O Convento do Carmo, do qual apenas foi construída a quarta parte, e esta ainda não acabada de todo, além de ter os inconvenientes que oferece sempre um convento para habitação de uma família, está atualmente tão descurado e estragado principalmente na parte superior destinada a ser habitada, que torna impossível o continuar-se nele a habitação de uma família decente, sem se fazerem obras importantes.

O telhado está arruinado e rendido, como se vê até por fora, nas covas profundas, que se notam em três lugares dele.
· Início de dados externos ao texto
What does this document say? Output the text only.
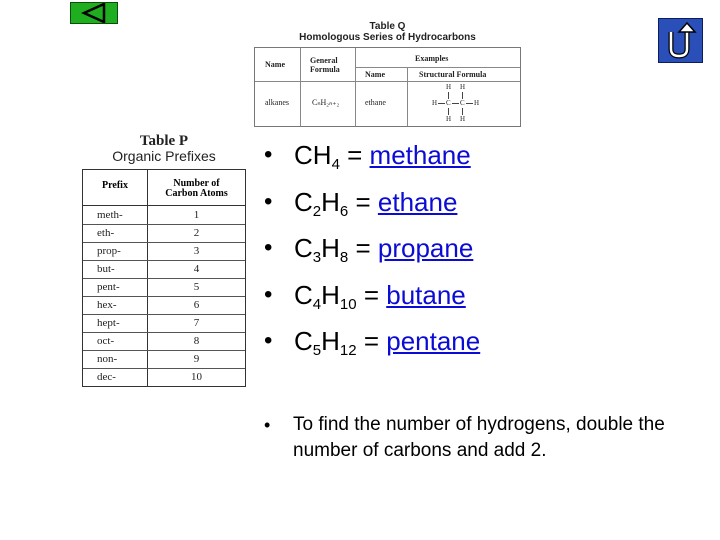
Table Q
Homologous Series of Hydrocarbons
Name	General Formula
Examples
Name	Structural Formula
alkanes	CₙH₂ₙ₊₂	ethane
H H
H C C H
H H
Table P
Organic Prefixes
Prefix	Number of
Carbon Atoms
meth-	1
eth-	2
prop-	3
but-	4
pent-	5
hex-	6
hept-	7
oct-	8
non-	9
dec-	10
• $CH_4$ = methane
• $C_2H_6$ = ethane
• $C_3H_8$ = propane
• $C_4H_{10} = butane$
• $C_5H_{12} = pentane$
• To find the number of hydrogens, double the number of carbons and add 2.
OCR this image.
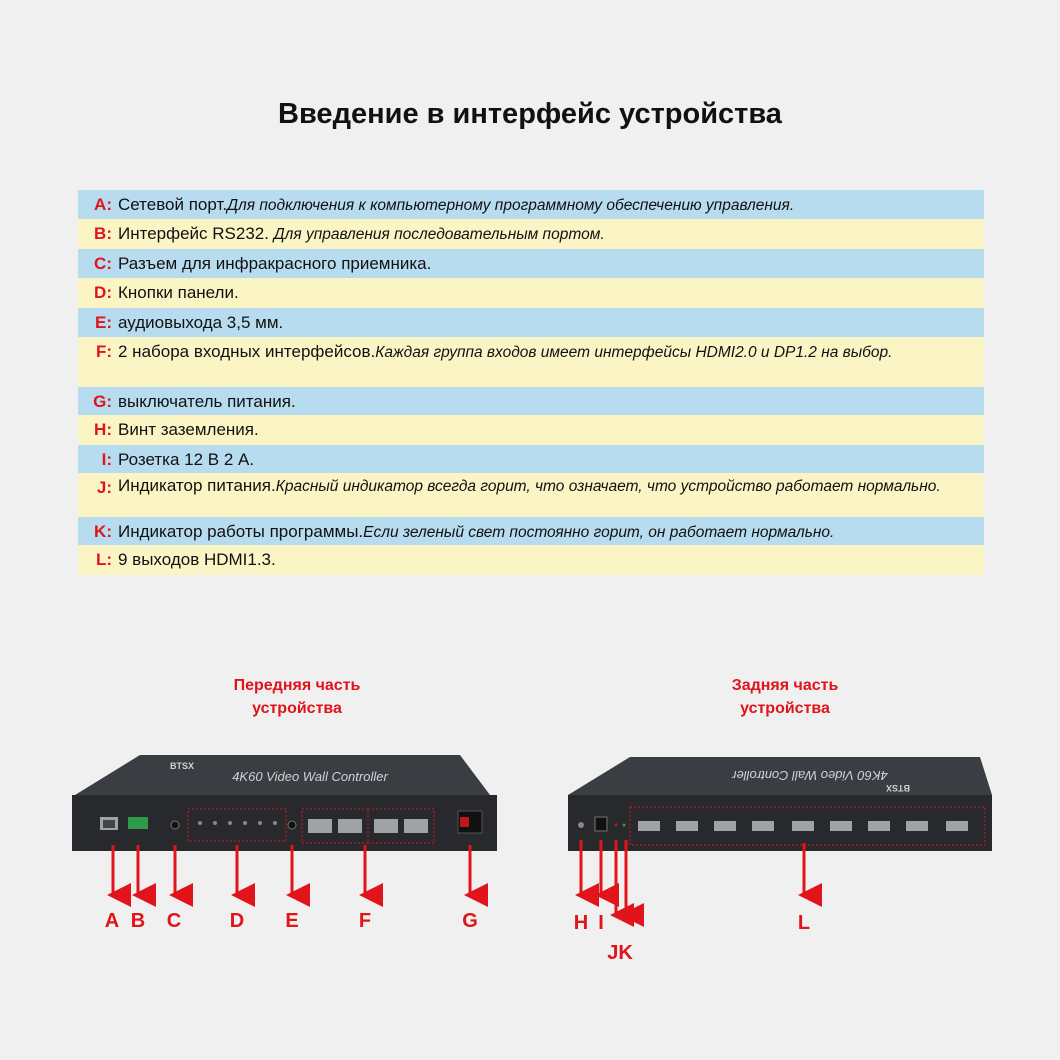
Введение в интерфейс устройства
A: Сетевой порт.Для подключения к компьютерному программному обеспечению управления.
B: Интерфейс RS232. Для управления последовательным портом.
C: Разъем для инфракрасного приемника.
D: Кнопки панели.
E: аудиовыхода 3,5 мм.
F: 2 набора входных интерфейсов.Каждая группа входов имеет интерфейсы HDMI2.0 и DP1.2 на выбор.
G: выключатель питания.
H: Винт заземления.
I: Розетка 12 В 2 А.
J: Индикатор питания.Красный индикатор всегда горит, что означает, что устройство работает нормально.
K: Индикатор работы программы.Если зеленый свет постоянно горит, он работает нормально.
L: 9 выходов HDMI1.3.
Передняя часть
устройства
Задняя часть
устройства
4K60 Video Wall Controller
BTSX
A B C D E	F	G
4K60 Video Wall Controller
BTSX
H I
JK
L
A maior parte de madeiramento está podre.

Uma das paredes mestras, que suporta as abóbadas do andar superior está fendida em toda a sua altura e apresenta para o dormitório um bojo de quarenta e sete centímetros. Esta circunstância torna até perigosa a residência nos quartos que estão próximos.
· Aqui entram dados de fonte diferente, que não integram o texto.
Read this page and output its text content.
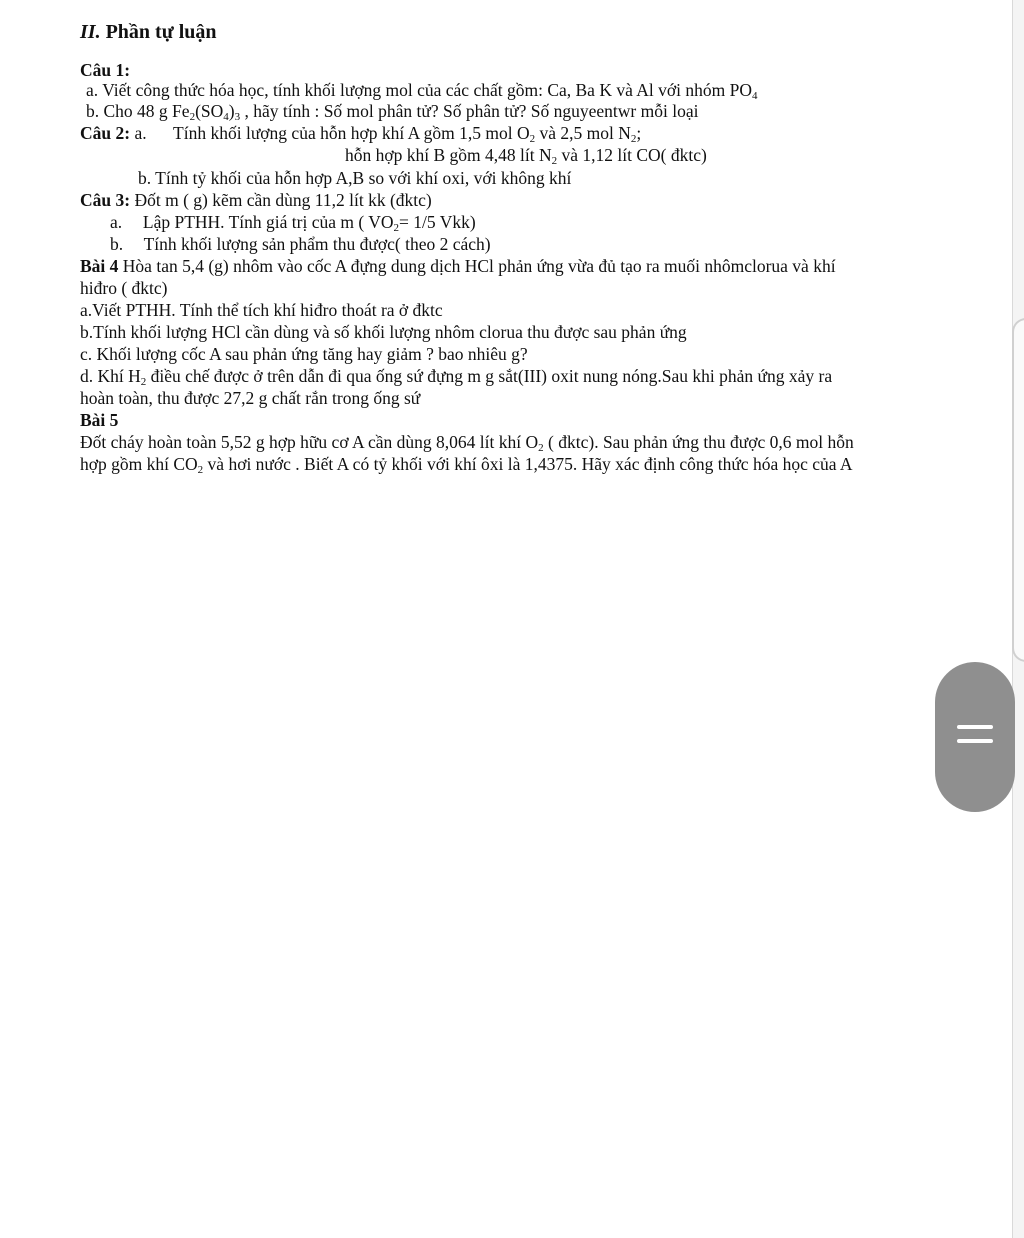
II. Phần tự luận
Câu 1:
a. Viết công thức hóa học, tính khối lượng mol của các chất gồm: Ca, Ba K và Al với nhóm $PO_4$
b. Cho 48 g $Fe_2(SO_4)_3$ , hãy tính : Số mol phân tử? Số phân tử? Số nguyeentwr mỗi loại
Câu 2: a. Tính khối lượng của hỗn hợp khí A gồm 1,5 mol $O_2$ và 2,5 mol $N_2$;
hỗn hợp khí B gồm 4,48 lít $N_2$ và 1,12 lít CO( đktc)
b. Tính tỷ khối của hỗn hợp A,B so với khí oxi, với không khí
Câu 3: Đốt m ( g) kẽm cần dùng 11,2 lít kk (đktc)
a. Lập PTHH. Tính giá trị của m ( $VO_2= 1/5$ Vkk)
b. Tính khối lượng sản phẩm thu được( theo 2 cách)
Bài 4 Hòa tan 5,4 (g) nhôm vào cốc A đựng dung dịch HCl phản ứng vừa đủ tạo ra muối nhômclorua và khí
hiđro ( đktc)
a.Viết PTHH. Tính thể tích khí hiđro thoát ra ở đktc
b.Tính khối lượng HCl cần dùng và số khối lượng nhôm clorua thu được sau phản ứng
c. Khối lượng cốc A sau phản ứng tăng hay giảm ? bao nhiêu g?
d. Khí $H_2$ điều chế được ở trên dẫn đi qua ống sứ đựng m g sắt(III) oxit nung nóng.Sau khi phản ứng xảy ra
hoàn toàn, thu được 27,2 g chất rắn trong ống sứ
Bài 5
Đốt cháy hoàn toàn 5,52 g hợp hữu cơ A cần dùng 8,064 lít khí $O_2$ ( đktc). Sau phản ứng thu được 0,6 mol hỗn
hợp gồm khí $CO_2$ và hơi nước . Biết A có tỷ khối với khí ôxi là 1,4375. Hãy xác định công thức hóa học của A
As portas dos diversos quartos, as vidraças e portas das janelas estão umas desmanchadas, outras podres, outras sem ferragens, e todas impróprias de uma habitação decente.

O abaixo assinado não faria, de certo, o contrato que fez se não fosse a necessidade urgente que sentiu nesse tempo de ter em Évora uma casa de habitação, coisa difícil de achar para pessoa estranha à cidade, pois que todos os moradores notáveis dela ou têm casas próprias ou têm casas arrendadas nas quais estão de posse há longos anos. Além disto o suplicante tinha a justa esperança de que se fariam no Convento do Carmo as obras que o seu contrato de arrendamento lhe prometia[4]»
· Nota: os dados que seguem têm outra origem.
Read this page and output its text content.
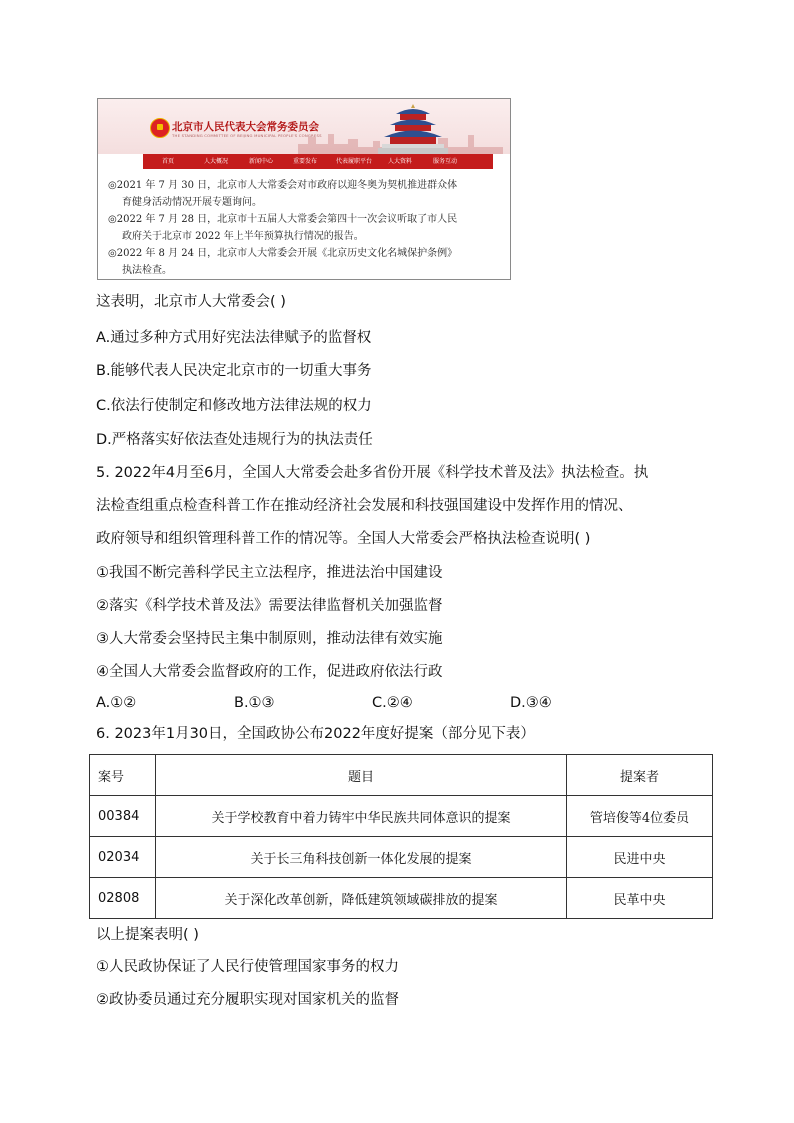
北京市人民代表大会常务委员会
THE STANDING COMMITTEE OF BEIJING MUNICIPAL PEOPLE'S CONGRESS
首页	人大概况	新闻中心	重要发布	代表履职平台	人大资料	服务互动
◎2021 年 7 月 30 日，北京市人大常委会对市政府以迎冬奥为契机推进群众体
育健身活动情况开展专题询问。
◎2022 年 7 月 28 日，北京市十五届人大常委会第四十一次会议听取了市人民
政府关于北京市 2022 年上半年预算执行情况的报告。
◎2022 年 8 月 24 日，北京市人大常委会开展《北京历史文化名城保护条例》
执法检查。
这表明，北京市人大常委会( )
A.通过多种方式用好宪法法律赋予的监督权
B.能够代表人民决定北京市的一切重大事务
C.依法行使制定和修改地方法律法规的权力
D.严格落实好依法查处违规行为的执法责任
5. 2022年4月至6月，全国人大常委会赴多省份开展《科学技术普及法》执法检查。执
法检查组重点检查科普工作在推动经济社会发展和科技强国建设中发挥作用的情况、
政府领导和组织管理科普工作的情况等。全国人大常委会严格执法检查说明( )
①我国不断完善科学民主立法程序，推进法治中国建设
②落实《科学技术普及法》需要法律监督机关加强监督
③人大常委会坚持民主集中制原则，推动法律有效实施
④全国人大常委会监督政府的工作，促进政府依法行政
A.①②	B.①③	C.②④	D.③④
6. 2023年1月30日，全国政协公布2022年度好提案（部分见下表）
案号	题目	提案者
00384	关于学校教育中着力铸牢中华民族共同体意识的提案	管培俊等4位委员
02034	关于长三角科技创新一体化发展的提案	民进中央
02808	关于深化改革创新，降低建筑领域碳排放的提案	民革中央
以上提案表明( )
①人民政协保证了人民行使管理国家事务的权力
②政协委员通过充分履职实现对国家机关的监督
Após a morte de José Maria Eugénio de Almeida, o imóvel integrou o património dos descendentes e respetivos herdeiros do ramo originado pelo casamento da filha, Gertrudes Magna do Nascimento de Jesus, com Francisco Simões Margiochi.

Deste período, compreendido entre 1872 e o final da década de 2010, destaca-se a cedência do Convento do Carmo, primeiro para a instalação do Colégio das Irmãs Doroteias (entre 1896 e 1910), depois para aqui se estabelecer o Paço Arquiepiscopal, função que manteve entre 1914 e o início dos anos 1990 e, finalmente, para o funcionamento de serviços da Universidade de Évora.

NOTAS

  1. Propriedades: Conta Aquisição da Casa Eugénio de Almeida. Arquivo e Biblioteca Eugénio de Almeida, Évora, Portugal. PT/FEA/CEA/PRU/AGP/02/01.
  2. Apud Manuel Branco; Bruno Lopes; Fernanda Olival, coord. - Marcas da Inquisição em Évora: Acervos do Museu e da Biblioteca Pública: Catálogo [Em linha]. Lisboa: Apenas Livros, 2016. [Consult. [2021-09-26]]. Disponível em WWW: https://dspace.uevora.pt. p. 5. ISBN 978-989-618-541-1.
  3. Luís Henriques - "A nova igreja do Convento do Carmo de Évora: uma perspetiva da sua paisagem sonora na segunda metade do século XVII". Progressus [Em linha]. N.º 1 (2019), p. 110-114. [Consult. 2021-09-05]. Disponível em WWW: https://www.rivistaprogressus.it. ISSN 2284-0869, e também Túlio Espanca - Inventário Artístico de Portugal: Concelho de Évora. Lisboa: Academia Nacional de Belas-Artes, 1966. p. 46.
  4. Copiador de papéis diversos C (1867-1870), fl. 170-172. Arquivo e Biblioteca Eugénio de Almeida, Évora, Portugal. AR:1/PORT: 1/2 /PRAT: 4/LIV: 31.